I walked as far as the couch, flicking the ashes off my cigarette in the general direction of the ashtray on the end table. She twirled, hands on her hips. 'Sit down.'
I didn't like the sound. 'Don't make a mistake,' I told her. 'I'm not the trick who just left.'
A smile blazed across her face. Perfect teeth, as real as the violet eyes. A sociopath's smile. A woman smiles at you…for you…it's like a rheostat…comes on slow until it hits full boost. Little tiny increments. Different every time. Hers was an on-off switch. She came to me, tilted her seamless face up to mine, tried to bring some feeling into those cash-register eyes, wet her lips. 'I'm sorry, baby. I was teasing. Some men like to be teased. I just want to talk your language. What
'
Wolfe got it when I said it. Candy lived it. 'I promised you a couple of things. You sure you only want the cash?'
'Yeah.'
She curled up on the couch, her legs beneath her. I sat next to her, not too close. Her lacquered fingernails played with the buttons on the front of her dress. Opened one. Then another. The black lace bra stopped just above her nipples. 'A lot sweeter than when you last saw them, huh? When we were kids. Remember?'
What's real? Candy wasn't a woman before the surgeons did their work. And Michelle, the most woman I'd ever met, even with the spare parts they threw in as a dirty joke.
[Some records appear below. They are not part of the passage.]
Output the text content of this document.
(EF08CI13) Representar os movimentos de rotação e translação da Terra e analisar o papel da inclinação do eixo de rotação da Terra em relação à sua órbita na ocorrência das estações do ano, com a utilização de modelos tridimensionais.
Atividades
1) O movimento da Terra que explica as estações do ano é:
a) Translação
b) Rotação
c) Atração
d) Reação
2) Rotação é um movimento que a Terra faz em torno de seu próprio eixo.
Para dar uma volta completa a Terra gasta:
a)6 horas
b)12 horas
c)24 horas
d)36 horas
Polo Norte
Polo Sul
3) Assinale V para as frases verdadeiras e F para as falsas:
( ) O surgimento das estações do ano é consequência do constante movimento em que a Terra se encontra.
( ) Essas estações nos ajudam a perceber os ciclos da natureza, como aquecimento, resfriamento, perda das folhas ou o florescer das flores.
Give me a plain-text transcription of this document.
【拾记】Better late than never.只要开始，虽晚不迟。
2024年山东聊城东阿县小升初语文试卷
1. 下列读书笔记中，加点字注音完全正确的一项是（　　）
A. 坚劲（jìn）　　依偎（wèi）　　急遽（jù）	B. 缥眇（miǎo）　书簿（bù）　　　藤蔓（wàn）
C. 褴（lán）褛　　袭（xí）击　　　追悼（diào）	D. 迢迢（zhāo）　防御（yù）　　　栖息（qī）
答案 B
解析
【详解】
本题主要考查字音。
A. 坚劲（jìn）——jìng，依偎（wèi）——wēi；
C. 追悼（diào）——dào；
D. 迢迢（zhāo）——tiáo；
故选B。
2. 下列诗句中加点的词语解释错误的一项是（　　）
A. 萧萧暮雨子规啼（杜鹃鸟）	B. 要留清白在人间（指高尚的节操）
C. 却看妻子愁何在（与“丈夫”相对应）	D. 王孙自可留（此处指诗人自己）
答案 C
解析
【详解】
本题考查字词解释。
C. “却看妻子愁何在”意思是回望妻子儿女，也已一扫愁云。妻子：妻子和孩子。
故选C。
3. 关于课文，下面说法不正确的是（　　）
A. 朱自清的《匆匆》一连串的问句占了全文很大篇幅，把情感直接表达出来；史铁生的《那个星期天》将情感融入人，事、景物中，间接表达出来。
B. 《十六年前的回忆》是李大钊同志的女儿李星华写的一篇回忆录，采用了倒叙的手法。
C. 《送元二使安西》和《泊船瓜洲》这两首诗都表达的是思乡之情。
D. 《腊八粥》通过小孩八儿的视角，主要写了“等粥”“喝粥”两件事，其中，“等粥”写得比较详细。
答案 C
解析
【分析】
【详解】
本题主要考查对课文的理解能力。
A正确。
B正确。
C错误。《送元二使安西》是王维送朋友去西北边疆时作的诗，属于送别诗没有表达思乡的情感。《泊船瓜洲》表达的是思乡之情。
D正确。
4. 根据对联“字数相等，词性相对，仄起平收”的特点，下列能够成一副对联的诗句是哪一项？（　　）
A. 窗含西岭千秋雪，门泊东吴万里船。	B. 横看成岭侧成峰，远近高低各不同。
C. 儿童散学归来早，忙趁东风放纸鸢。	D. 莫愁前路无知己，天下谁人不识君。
'I never saw them when we were kids,' I told her.
It was the truth. Foreplay was for people with money. People who had doors you could close. Elephants don't fuck the way rabbits do. Predator pressure sets the rhythm.
'You want to see them now?'
'No.'
She shifted her hips, moved against me, face in my chest. 'Pretend you just got out of prison,' she whispered. 'You could do all the things you dreamed about every night.'
Her perfume was thick, with a sharp underbase, like it came from inside her body. The last couple of times I got out of prison, I knew where to go. What to do. But the first time out… it was like she said.
I tossed my duffel bag on the bed in the cheap hotel and hit the street. I needed a gun. And a cabdriver who wouldn't get a tip. But first things first. The skinny whore in the screaming-red dress was waiting in a doorway a block from the hotel. Dishwater blond, hard-boned face, yellowish teeth, blue-veined hands, two bracelets on her narrow wrist, junkie's eyes. She was probably young and plump and dumb and sassy when she got off the bus from West Virginia.
'You wanna have a party, honey?'
I looked at her face.
'Ten and two, baby. I french, I do it all…come on.'
I felt the street. Every doorway had one like her.
She knew it too. 'It might as well be me, mister.'
Another hotel. Two dollars to the clerk. No register to sign. I followed her up the stairs to the second floor. She put the key in her purse, left it open, waiting. I handed her the ten bucks. Peeling wall-paper, swaybacked single bed against one wall, bare mattress. She took a yellowed sheet from the top of a pile on a straight-backed chair, flicked it open, covered the bed. She never turned on the light. Street-neon washed against the streaked window. She pulled the paper shade down. Reached down to the hemline, pulled the cheap dress over her head. Dark elastic garters at the top of her stockings, joyless little breasts in the dim light.
'You want something special, honey? A little half 'n' half?'
No need.
'Let me look at you, baby. Milk it down for you one time, okay? Can't be gettin' burned; I got me a big habit to support.' Reaching over to me, her thumb hard against the underside of my cock. 'You all ready to go, huh, baby? I like a man all ready to go. You ain't no kid all charged up on beer, huh?'
Yes and No.
She fell back on the bed, still holding me in one hand, tied us together, rocked back to the base of her spine, grabbed her knees. 'Come here, baby. It's riding time.'
It didn't take long.
This. Fucking. Nothing.
'I DIDN'T just get out of prison,' I told her.